Uluslararası İşgücü Kanunu TBMM'den Geçti

 

"Uluslararası İşgücü Kanunu’nun amacı sermayeye ucuz işgücü sağlamaktır.”

Ülkemizde nitelikli işgücü işsizlik sorunu ile karşı karşıya iken, Uluslararası İşgücü Kanun Tasarısı’nın 28 Temmuz 2016 tarihli Meclis Genel Kurul’unda görüşülerek kabul edilmesi üzerine TMMOB adına Yönetim Kurulu Başkanı Emin Koramaz tarafından, Tasarı’nın geri çekilmesi sağlanamamakla birlikte bazı maddelerine müdahale edilebildiği belirtilerek aşağıdaki açıklama yapıldı.

TMMOB ÖRGÜTLÜLÜĞÜNE TEŞEKKÜR

Ülkemiz 15 Temmuz 2016 tarihinde gerçekleşen darbe girişimi ile büyük bir kaos ve yıkıma sürüklenmek istendi, yüzlerce yurttaşımız hayatını kaybetti, binlerce yurttaşımız da yaralandı. Darbe girişimi ardından OHAL ilan edilerek Meclis devre dışı bırakıldı. Hukuk askıya alındı. Rejimin daha da otoriterleşmesinin yolu açıldı. İçerisinden geçtiğimiz bu sürecin ağır koşullarına ve tepkilere rağmen Uluslararası İşgücü Kanun Tasarısı ısrarla TBMM gündemine alındı.

Söz konusu kanun tasarısı üzerine görüşmeler 28 Temmuz 2016 tarihli Meclis Genel Kurul toplantısında tamamlanmış ve kabul edilmiştir.
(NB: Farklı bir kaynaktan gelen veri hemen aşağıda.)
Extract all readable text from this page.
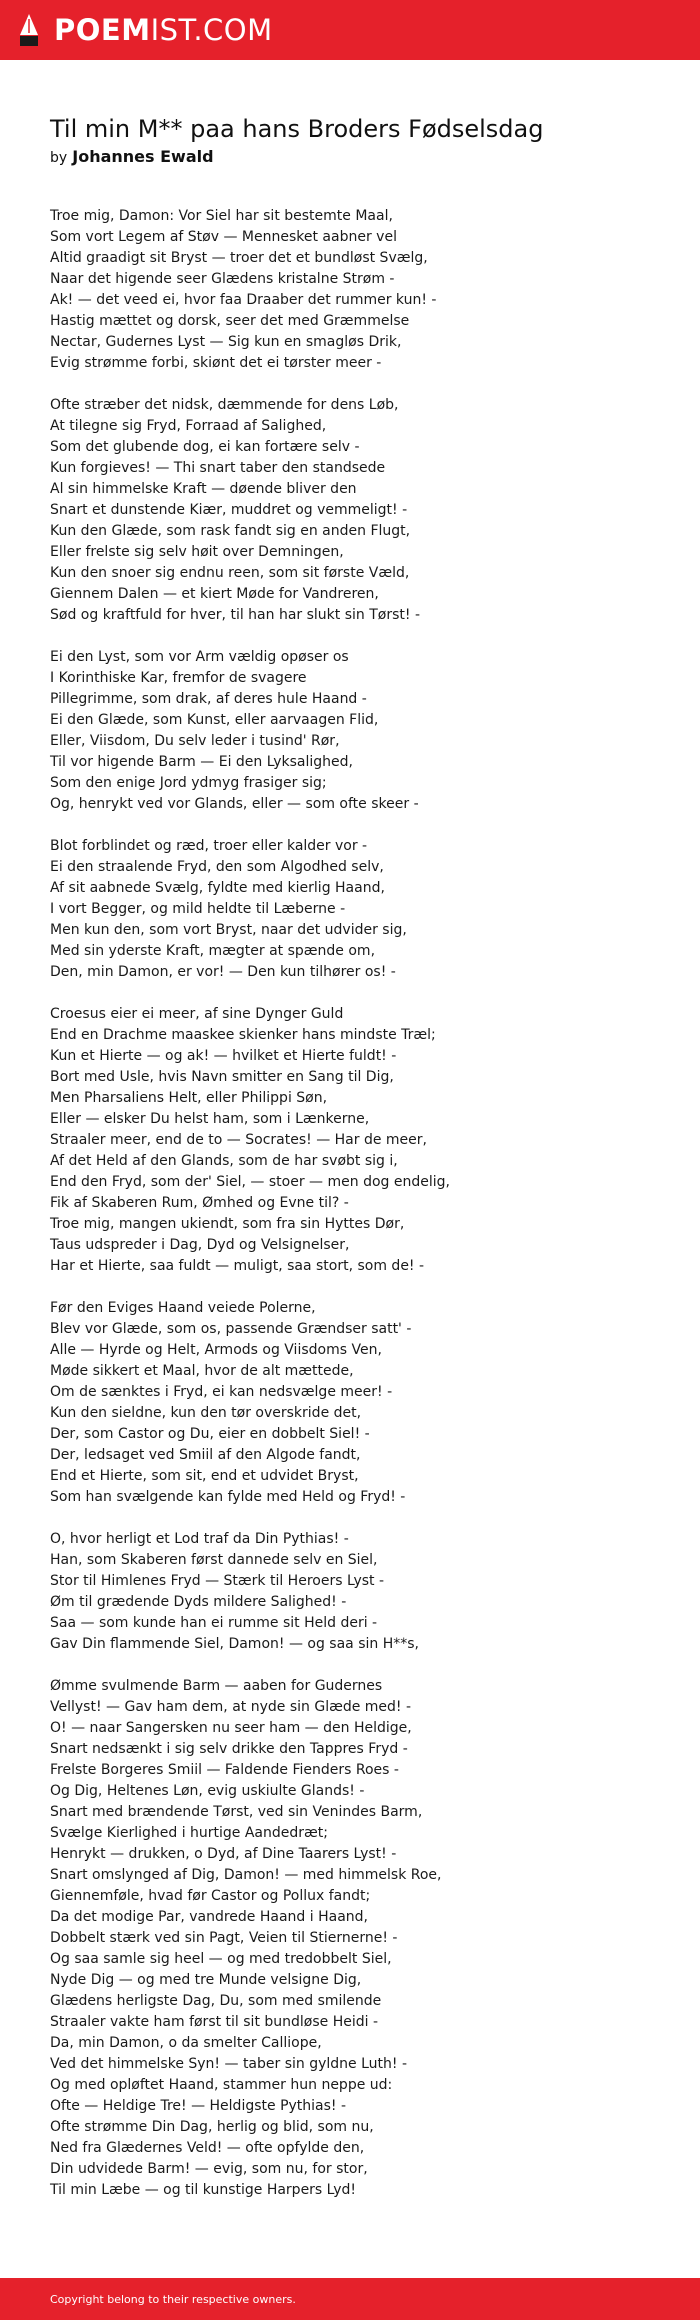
POEMIST.COM
Til min M** paa hans Broders Fødselsdag
by Johannes Ewald
Troe mig, Damon: Vor Siel har sit bestemte Maal,
Som vort Legem af Støv — Mennesket aabner vel
Altid graadigt sit Bryst — troer det et bundløst Svælg,
Naar det higende seer Glædens kristalne Strøm -
Ak! — det veed ei, hvor faa Draaber det rummer kun! -
Hastig mættet og dorsk, seer det med Græmmelse
Nectar, Gudernes Lyst — Sig kun en smagløs Drik,
Evig strømme forbi, skiønt det ei tørster meer -
Ofte stræber det nidsk, dæmmende for dens Løb,
At tilegne sig Fryd, Forraad af Salighed,
Som det glubende dog, ei kan fortære selv -
Kun forgieves! — Thi snart taber den standsede
Al sin himmelske Kraft — døende bliver den
Snart et dunstende Kiær, muddret og vemmeligt! -
Kun den Glæde, som rask fandt sig en anden Flugt,
Eller frelste sig selv høit over Demningen,
Kun den snoer sig endnu reen, som sit første Væld,
Giennem Dalen — et kiert Møde for Vandreren,
Sød og kraftfuld for hver, til han har slukt sin Tørst! -
Ei den Lyst, som vor Arm vældig opøser os
I Korinthiske Kar, fremfor de svagere
Pillegrimme, som drak, af deres hule Haand -
Ei den Glæde, som Kunst, eller aarvaagen Flid,
Eller, Viisdom, Du selv leder i tusind' Rør,
Til vor higende Barm — Ei den Lyksalighed,
Som den enige Jord ydmyg frasiger sig;
Og, henrykt ved vor Glands, eller — som ofte skeer -
Blot forblindet og ræd, troer eller kalder vor -
Ei den straalende Fryd, den som Algodhed selv,
Af sit aabnede Svælg, fyldte med kierlig Haand,
I vort Begger, og mild heldte til Læberne -
Men kun den, som vort Bryst, naar det udvider sig,
Med sin yderste Kraft, mægter at spænde om,
Den, min Damon, er vor! — Den kun tilhører os! -
Croesus eier ei meer, af sine Dynger Guld
End en Drachme maaskee skienker hans mindste Træl;
Kun et Hierte — og ak! — hvilket et Hierte fuldt! -
Bort med Usle, hvis Navn smitter en Sang til Dig,
Men Pharsaliens Helt, eller Philippi Søn,
Eller — elsker Du helst ham, som i Lænkerne,
Straaler meer, end de to — Socrates! — Har de meer,
Af det Held af den Glands, som de har svøbt sig i,
End den Fryd, som der' Siel, — stoer — men dog endelig,
Fik af Skaberen Rum, Ømhed og Evne til? -
Troe mig, mangen ukiendt, som fra sin Hyttes Dør,
Taus udspreder i Dag, Dyd og Velsignelser,
Har et Hierte, saa fuldt — muligt, saa stort, som de! -
Før den Eviges Haand veiede Polerne,
Blev vor Glæde, som os, passende Grændser satt' -
Alle — Hyrde og Helt, Armods og Viisdoms Ven,
Møde sikkert et Maal, hvor de alt mættede,
Om de sænktes i Fryd, ei kan nedsvælge meer! -
Kun den sieldne, kun den tør overskride det,
Der, som Castor og Du, eier en dobbelt Siel! -
Der, ledsaget ved Smiil af den Algode fandt,
End et Hierte, som sit, end et udvidet Bryst,
Som han svælgende kan fylde med Held og Fryd! -
O, hvor herligt et Lod traf da Din Pythias! -
Han, som Skaberen først dannede selv en Siel,
Stor til Himlenes Fryd — Stærk til Heroers Lyst -
Øm til grædende Dyds mildere Salighed! -
Saa — som kunde han ei rumme sit Held deri -
Gav Din flammende Siel, Damon! — og saa sin H**s,
Ømme svulmende Barm — aaben for Gudernes
Vellyst! — Gav ham dem, at nyde sin Glæde med! -
O! — naar Sangersken nu seer ham — den Heldige,
Snart nedsænkt i sig selv drikke den Tappres Fryd -
Frelste Borgeres Smiil — Faldende Fienders Roes -
Og Dig, Heltenes Løn, evig uskiulte Glands! -
Snart med brændende Tørst, ved sin Venindes Barm,
Svælge Kierlighed i hurtige Aandedræt;
Henrykt — drukken, o Dyd, af Dine Taarers Lyst! -
Snart omslynged af Dig, Damon! — med himmelsk Roe,
Giennemføle, hvad før Castor og Pollux fandt;
Da det modige Par, vandrede Haand i Haand,
Dobbelt stærk ved sin Pagt, Veien til Stiernerne! -
Og saa samle sig heel — og med tredobbelt Siel,
Nyde Dig — og med tre Munde velsigne Dig,
Glædens herligste Dag, Du, som med smilende
Straaler vakte ham først til sit bundløse Heidi -
Da, min Damon, o da smelter Calliope,
Ved det himmelske Syn! — taber sin gyldne Luth! -
Og med opløftet Haand, stammer hun neppe ud:
Ofte — Heldige Tre! — Heldigste Pythias! -
Ofte strømme Din Dag, herlig og blid, som nu,
Ned fra Glædernes Veld! — ofte opfylde den,
Din udvidede Barm! — evig, som nu, for stor,
Til min Læbe — og til kunstige Harpers Lyd!
Copyright belong to their respective owners.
Tasarı aşamasında da ısrarla belirttiğimiz üzere bu yasa ülkemiz ve halkımızın ihtiyaçlarını değil yabancı sermayenin çıkarlarını korumaktadır.

Tasarının TBMM Sağlık, Aile, Çalışma ve Sosyal İşler Komisyonu gündemine getirilmesi ile müdahil olduğumuz süreçte muhalefet milletvekilleri ile birlikte ifade ettiğimiz görüşlerimizin hiçbiri dikkate alınmamış ve tasarı geldiği haliyle Komisyondan geçmişti.
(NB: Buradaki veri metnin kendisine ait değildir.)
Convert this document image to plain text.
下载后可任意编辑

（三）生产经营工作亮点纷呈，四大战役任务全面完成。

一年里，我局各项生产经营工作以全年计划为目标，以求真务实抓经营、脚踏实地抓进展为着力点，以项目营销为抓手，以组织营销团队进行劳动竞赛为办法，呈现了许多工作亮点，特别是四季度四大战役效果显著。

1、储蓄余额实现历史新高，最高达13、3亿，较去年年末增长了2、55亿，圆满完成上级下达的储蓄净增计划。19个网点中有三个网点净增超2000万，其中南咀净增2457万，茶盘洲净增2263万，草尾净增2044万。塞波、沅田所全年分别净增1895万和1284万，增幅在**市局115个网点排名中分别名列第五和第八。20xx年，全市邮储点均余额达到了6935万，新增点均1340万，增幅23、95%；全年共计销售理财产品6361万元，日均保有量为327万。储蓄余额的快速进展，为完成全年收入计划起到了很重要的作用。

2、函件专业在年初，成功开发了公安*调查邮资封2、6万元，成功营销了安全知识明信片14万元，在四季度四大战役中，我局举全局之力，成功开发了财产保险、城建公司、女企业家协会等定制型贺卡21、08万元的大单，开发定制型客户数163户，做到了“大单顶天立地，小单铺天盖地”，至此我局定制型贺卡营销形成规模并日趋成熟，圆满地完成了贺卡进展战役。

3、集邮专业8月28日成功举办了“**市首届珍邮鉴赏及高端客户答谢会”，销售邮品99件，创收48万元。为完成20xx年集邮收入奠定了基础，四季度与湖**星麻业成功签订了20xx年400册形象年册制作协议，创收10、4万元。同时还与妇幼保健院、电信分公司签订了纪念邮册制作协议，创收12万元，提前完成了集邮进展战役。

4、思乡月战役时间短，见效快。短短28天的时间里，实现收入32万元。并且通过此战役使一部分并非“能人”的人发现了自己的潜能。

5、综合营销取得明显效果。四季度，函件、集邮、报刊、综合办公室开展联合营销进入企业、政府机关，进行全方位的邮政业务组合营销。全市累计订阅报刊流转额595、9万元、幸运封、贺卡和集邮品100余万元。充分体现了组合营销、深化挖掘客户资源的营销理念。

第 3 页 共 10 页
Tasarının yasalaşması halinde ülkemizi, halkımızı, meslektaşlarımızı ve meslek alanlarımızı bekleyen tehlikeleri şimdiye kadar yaptığımız açıklamalar ve yürüttüğümüz eylem programı ile kamuoyunun dikkatine sunarak tasarının geri çekilmesi için yoğun bir mücadele verdik.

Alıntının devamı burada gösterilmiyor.